Déroulement de l'examen
- L’ablation de votre tachycardie se déroule le plus souvent sous anesthésie locale (du pli de l’aine) et sa durée est très variable d’un cas à l’autre.
- L’accès au cœur est réalisé par l’introduction de cathéters dans la veine fémorale au pli de l’aine. De là, les cathéters sont montés sous contrôle radiologique jusque dans l’oreillette droite.
- La première étape consiste à réaliser une étude électrophysiologique (EEP) visant à établir ou confirmer le mécanisme de la tachycardie jonctionnelle et définir la cible d’ablation.
- La seconde étape, une fois le diagnostic confirmé, consiste à « brûler » une petite zone de l’oreillette droite ou gauche. Le but est d’interrompre la conduction électrique anormale par la voie accessoire. Parfois, notamment lorsque la voie accessoire est située au niveau des cavités cardiaques gauches, une nouvelle procédure d’ablation vous sera proposée dans un 2e temps car celle-ci peut nécessiter un abord particulier (par ponction transseptale) ou une technique d’ablation particulière.
- La phase d’ablation peut être plus ou moins douloureuse selon le site d’ablation et selon le patient : des traitements antalgiques puissants sont administrés de manière prophylactique en début d’examen et adaptés à votre niveau de douleur.
Suivi de l'examen
Dans les suites de l’intervention, après une surveillance initiale en salle de surveillance de cardiologie interventionnelle, vous serez hospitalisé directement dans le service de cardiologie du CHL avec un pansement compressif au pli de l’aine et la nécessité de maintenir la jambe droite allongée entre 2 et 4 heures avant de pouvoir vous lever.
Les bénéfices et les risques
Les chances de succès de l’intervention dépendent de la localisation de la voie accessoire mais sont en général bonnes (> 90 % de succès pour les voies accessoires latérales gauches par exemple, entre 93 – 98 % pour les voies accessoires postéro-septales selon les études avec un risque de récidive plus important dans cette localisation).
L’amélioration des symptômes est souvent très rapide.
Les risques liés à l’intervention sont faibles. Les plus fréquents sont bénins (hématome au niveau de l’aine, lésions artérielles ou veineuses plus significatives pouvant nécessiter un geste de chirurgie vasculaire (faux anévrisme, fistule artério-veineuse), douleurs dans la poitrine liées à une réaction inflammatoire).
Les autres complications, très rares et variables selon le site et la technique d’ablation, sont :
- La tamponnade, correspondant à un saignement autour du cœur pouvant nécessiter une ponction à travers la peau en urgence (drainage péricardique) ou exceptionnellement un geste de réparation d’une plaie cardiaque chirurgicale (nécessitant l’abord du cœur par sternotomie ou thoracotomie).

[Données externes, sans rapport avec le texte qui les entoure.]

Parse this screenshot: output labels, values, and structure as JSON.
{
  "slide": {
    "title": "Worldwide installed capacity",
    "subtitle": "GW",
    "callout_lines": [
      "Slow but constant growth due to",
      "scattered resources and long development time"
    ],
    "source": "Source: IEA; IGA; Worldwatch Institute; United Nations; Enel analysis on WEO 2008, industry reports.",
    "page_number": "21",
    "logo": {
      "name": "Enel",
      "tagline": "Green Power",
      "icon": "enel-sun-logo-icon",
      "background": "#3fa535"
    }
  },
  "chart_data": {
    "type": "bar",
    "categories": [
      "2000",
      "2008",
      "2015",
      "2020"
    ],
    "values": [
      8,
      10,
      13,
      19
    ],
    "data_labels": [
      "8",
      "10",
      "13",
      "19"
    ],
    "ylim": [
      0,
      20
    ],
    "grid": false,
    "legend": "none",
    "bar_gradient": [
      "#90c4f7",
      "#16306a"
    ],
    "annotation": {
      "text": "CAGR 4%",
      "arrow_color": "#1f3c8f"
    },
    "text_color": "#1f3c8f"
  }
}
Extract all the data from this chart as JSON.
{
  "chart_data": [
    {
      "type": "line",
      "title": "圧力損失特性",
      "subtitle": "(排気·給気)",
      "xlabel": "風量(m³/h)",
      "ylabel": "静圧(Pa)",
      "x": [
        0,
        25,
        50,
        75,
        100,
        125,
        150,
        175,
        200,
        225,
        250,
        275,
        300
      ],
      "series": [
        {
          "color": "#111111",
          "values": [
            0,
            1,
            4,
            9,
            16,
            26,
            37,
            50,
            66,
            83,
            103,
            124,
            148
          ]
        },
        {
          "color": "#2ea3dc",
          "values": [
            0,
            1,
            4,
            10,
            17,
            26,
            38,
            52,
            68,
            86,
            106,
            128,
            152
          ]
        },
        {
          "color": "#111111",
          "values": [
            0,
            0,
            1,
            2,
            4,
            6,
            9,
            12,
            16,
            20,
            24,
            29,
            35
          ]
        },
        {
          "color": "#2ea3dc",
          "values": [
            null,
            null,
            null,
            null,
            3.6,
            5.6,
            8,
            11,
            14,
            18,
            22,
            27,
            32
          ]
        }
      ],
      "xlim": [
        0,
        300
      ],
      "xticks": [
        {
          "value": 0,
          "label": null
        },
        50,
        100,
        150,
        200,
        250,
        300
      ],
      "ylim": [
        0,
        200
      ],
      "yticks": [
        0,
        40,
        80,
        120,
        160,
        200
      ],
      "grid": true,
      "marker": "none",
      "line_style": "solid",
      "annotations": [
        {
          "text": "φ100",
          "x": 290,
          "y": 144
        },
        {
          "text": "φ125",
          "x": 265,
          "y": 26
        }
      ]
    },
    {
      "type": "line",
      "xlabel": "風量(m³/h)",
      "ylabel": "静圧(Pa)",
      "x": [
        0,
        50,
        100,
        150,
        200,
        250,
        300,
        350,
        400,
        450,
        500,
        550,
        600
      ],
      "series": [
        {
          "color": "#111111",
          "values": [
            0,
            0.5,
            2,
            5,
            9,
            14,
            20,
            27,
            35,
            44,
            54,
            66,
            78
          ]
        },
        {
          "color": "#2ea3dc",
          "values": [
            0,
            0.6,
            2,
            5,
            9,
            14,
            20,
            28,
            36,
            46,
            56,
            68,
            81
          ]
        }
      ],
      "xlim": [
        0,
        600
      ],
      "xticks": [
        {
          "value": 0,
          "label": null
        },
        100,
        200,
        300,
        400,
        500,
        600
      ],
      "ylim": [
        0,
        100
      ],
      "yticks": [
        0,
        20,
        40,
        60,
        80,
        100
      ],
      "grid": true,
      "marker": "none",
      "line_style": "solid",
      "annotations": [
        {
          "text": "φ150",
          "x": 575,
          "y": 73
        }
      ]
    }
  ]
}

- L’implantation d’un pace maker du fait d’une anomalie de conduction de l’électricité entre les oreillettes, soit démasquée par la procédure, soit secondaire à une lésion des voies électriques par le cathéter (en cas de voie accessoire située proche des voies de conduc- tion normales du cœur).
- L’AVC (accident vasculaire cérébral), lié à la migration d’un caillot de l’oreillette dans les artères cérébrales. Ce risque est diminué par la poursuite des anticoagulants avant (si nécessaire), pendant et après la procédure. Complication exceptionnelle en cas de bonne gestion des traitements anticoagulants.
Consignes au retour à domicile
- Surveiller le point de ponction.
- Ne pas prendre de bain pendant 3 jours.
- Éviter de porter des charges lourdes.
- Informer le médecin en cas de saignements au(x) point(s) de ponction, de difficultés à respirer ou de douleurs thoraciques.